Evidence on microbiome-gut-brain interaction is constantly growing indicating a connection between the gut microbiome and several psychiatric disorders [8, 63]. In AN the gut microbiome composition appears to be clearly altered which could potentially be associated with increased gut permeability and inflammation processes found in patients with AN. However, previous studies often lead to heterogeneous results [13, 18]. Thus, systematically investigating the role of an altered microbiome for the course and treatment of AN could lead to a deeper understanding of this disease. For example, it is unknown whether a longer duration of illness influences the composition of the microbiome and whether the dysbiosis itself becomes a self-perpetuating factor facilitating a transition to chronicity. Research conducted on microbiome-gut-brain interaction and its alteration, especially in the early stages of the illness, could be particularly important for the prognosis of this disorder. The gut microbiome could become a biomarker that might help identifying high-risk patients and taking appropriate steps at an early stage of treatment to provide the best treatment for each individual patient. Moreover, we aim to identify new effective therapeutic tools to improve the treatment and quality of life of patients suffering from this severe psychiatric disorder. AN even seems to be a quite “exemplary” disorder to study gut-brain interaction because there is no other mental disease in which nutrition and its changes play such a crucial role in addition to the microbiome-gut-brain axis. Therefore, during the treatment of AN, the gut microbiome might become an essential target during weight rehabilitation to influence food utilization, appetite, and gastrointestinal symptoms as well as neuropsychological functioning and behaviour. After supplementation with PUFA we expect alterations in the gut microbiome of patients approaching the composition of age-matched individuals without an eating disorder.
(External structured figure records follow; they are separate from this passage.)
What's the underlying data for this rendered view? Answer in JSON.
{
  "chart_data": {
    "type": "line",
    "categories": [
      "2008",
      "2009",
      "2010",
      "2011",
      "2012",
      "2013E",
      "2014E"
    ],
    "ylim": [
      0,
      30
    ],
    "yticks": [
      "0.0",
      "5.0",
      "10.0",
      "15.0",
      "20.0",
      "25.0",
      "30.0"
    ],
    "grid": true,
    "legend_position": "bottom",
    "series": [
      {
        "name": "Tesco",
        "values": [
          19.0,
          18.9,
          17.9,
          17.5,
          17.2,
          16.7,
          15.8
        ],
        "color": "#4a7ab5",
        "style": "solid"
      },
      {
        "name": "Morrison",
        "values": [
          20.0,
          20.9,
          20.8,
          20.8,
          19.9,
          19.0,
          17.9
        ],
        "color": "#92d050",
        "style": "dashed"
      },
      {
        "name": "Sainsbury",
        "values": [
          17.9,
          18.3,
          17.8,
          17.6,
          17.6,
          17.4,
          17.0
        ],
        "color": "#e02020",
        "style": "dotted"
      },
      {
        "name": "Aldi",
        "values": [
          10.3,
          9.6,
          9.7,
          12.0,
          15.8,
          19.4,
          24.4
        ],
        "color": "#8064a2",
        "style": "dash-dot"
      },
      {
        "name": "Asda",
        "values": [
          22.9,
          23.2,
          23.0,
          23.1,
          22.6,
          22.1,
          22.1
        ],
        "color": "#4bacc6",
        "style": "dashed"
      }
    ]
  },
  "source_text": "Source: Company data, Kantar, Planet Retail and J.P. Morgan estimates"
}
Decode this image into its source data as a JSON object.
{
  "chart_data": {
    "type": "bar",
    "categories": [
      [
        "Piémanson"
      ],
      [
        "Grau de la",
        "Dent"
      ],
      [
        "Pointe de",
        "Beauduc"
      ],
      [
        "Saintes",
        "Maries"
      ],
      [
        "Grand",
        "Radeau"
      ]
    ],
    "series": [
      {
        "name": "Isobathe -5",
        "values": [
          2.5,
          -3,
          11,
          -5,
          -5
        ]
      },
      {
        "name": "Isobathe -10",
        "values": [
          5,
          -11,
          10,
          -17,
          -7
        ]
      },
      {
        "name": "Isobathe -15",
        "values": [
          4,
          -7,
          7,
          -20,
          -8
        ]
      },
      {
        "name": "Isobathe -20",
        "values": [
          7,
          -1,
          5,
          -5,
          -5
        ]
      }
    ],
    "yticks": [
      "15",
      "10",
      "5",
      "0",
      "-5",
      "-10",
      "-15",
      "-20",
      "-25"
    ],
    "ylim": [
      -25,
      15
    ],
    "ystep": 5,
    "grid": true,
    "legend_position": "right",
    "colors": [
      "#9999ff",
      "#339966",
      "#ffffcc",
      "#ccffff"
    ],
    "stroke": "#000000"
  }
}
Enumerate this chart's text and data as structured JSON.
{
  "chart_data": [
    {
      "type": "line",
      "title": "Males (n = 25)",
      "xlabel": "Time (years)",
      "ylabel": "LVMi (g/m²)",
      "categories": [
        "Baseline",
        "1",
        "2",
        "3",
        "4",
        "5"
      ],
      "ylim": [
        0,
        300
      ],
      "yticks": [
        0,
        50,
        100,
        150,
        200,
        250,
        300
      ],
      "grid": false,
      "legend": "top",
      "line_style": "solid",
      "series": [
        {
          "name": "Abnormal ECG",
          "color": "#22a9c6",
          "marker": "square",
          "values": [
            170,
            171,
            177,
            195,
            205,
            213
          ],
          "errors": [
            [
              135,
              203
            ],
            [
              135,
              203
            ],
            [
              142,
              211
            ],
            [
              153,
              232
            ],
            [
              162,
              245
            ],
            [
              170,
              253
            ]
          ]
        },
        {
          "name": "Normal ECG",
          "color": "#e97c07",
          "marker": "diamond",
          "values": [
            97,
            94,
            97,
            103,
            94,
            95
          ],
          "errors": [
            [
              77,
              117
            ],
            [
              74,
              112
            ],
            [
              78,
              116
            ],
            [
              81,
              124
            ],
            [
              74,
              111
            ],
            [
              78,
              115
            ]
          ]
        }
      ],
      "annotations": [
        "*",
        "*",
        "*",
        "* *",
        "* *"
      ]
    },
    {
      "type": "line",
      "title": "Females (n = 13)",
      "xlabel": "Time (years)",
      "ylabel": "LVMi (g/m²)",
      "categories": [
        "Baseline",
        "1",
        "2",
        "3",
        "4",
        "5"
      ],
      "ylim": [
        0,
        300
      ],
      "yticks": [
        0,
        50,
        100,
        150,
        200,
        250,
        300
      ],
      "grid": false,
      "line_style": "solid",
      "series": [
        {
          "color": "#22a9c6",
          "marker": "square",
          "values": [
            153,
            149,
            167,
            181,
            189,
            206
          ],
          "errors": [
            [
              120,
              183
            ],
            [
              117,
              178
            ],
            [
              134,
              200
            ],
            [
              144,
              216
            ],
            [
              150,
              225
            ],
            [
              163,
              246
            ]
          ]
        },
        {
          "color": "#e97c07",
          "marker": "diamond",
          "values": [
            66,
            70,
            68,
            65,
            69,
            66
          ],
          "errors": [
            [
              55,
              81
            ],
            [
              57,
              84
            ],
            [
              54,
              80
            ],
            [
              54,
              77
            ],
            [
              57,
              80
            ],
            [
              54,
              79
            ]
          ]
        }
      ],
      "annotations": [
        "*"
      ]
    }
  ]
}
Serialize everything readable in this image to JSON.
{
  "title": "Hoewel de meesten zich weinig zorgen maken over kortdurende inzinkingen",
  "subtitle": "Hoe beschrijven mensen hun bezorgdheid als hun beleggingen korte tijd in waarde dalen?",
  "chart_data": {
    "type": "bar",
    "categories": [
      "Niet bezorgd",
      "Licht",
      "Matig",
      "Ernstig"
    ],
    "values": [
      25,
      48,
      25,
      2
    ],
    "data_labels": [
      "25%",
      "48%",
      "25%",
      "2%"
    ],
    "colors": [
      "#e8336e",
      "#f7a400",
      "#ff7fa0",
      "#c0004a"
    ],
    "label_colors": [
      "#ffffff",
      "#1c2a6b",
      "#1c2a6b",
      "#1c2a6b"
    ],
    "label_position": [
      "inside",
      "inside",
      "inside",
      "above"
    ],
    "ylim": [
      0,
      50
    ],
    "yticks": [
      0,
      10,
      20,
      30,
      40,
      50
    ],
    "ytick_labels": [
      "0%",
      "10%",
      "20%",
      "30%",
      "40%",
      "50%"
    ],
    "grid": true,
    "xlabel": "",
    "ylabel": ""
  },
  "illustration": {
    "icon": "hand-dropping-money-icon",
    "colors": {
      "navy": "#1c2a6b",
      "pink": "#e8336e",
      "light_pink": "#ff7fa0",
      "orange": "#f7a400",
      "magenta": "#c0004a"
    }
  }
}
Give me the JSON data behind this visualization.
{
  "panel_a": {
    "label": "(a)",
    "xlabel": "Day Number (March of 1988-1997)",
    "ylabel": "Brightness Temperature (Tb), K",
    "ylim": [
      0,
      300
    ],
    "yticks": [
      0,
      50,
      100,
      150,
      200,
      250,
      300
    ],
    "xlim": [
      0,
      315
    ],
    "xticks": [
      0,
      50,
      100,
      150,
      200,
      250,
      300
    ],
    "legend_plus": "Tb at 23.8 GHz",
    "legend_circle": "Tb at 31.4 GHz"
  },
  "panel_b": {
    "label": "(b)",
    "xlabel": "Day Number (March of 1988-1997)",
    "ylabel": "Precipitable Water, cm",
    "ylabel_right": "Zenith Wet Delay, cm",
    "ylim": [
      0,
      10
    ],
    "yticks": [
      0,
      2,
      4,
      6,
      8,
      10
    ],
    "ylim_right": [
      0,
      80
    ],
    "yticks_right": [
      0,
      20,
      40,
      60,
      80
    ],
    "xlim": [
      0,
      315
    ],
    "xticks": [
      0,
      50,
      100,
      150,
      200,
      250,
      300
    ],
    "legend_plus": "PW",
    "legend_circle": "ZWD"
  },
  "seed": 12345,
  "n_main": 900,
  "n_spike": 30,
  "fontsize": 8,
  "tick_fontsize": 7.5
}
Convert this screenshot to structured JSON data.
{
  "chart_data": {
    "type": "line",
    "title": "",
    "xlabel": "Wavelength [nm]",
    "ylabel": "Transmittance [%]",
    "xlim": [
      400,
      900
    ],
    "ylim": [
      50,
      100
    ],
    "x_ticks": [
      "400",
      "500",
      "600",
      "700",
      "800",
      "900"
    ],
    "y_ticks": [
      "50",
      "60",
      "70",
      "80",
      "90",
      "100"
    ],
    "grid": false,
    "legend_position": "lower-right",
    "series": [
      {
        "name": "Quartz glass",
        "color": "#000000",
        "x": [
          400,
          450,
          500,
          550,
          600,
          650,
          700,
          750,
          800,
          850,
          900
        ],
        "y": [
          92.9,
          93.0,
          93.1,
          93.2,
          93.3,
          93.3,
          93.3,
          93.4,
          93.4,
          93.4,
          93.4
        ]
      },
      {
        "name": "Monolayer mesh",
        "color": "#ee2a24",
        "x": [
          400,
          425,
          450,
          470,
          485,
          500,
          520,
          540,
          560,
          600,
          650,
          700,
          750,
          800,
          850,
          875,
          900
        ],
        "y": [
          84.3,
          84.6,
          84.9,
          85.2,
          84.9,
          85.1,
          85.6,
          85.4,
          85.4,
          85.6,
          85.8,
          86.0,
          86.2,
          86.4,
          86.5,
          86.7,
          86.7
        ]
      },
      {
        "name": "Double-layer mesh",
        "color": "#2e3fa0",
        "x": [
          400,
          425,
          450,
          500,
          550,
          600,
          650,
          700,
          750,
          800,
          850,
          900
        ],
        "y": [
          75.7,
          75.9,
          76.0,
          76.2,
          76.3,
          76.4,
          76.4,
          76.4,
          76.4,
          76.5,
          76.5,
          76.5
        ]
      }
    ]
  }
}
In addition, we hope to improve gastrointestinal complaints and comorbid symptoms like mood and anxiety, to reduce inflammatory processes and to facilitate weight gain after treatment and at 12-month follow-up. All in all, PUFA supplementation could contribute to a better overall therapy outcome if the current clinical trial is successful, and its administration would be a readily applicable additional component of multimodal AN treatment.

Trial status

Recruitment of patients began in January 2020 with protocol version 4.3.2. HC entered the trial at the end of June 2021 following postponing due to the COVID-19 pandemic. Recruitment of both patients and HC is still open and will approximately be completed end of June 2022.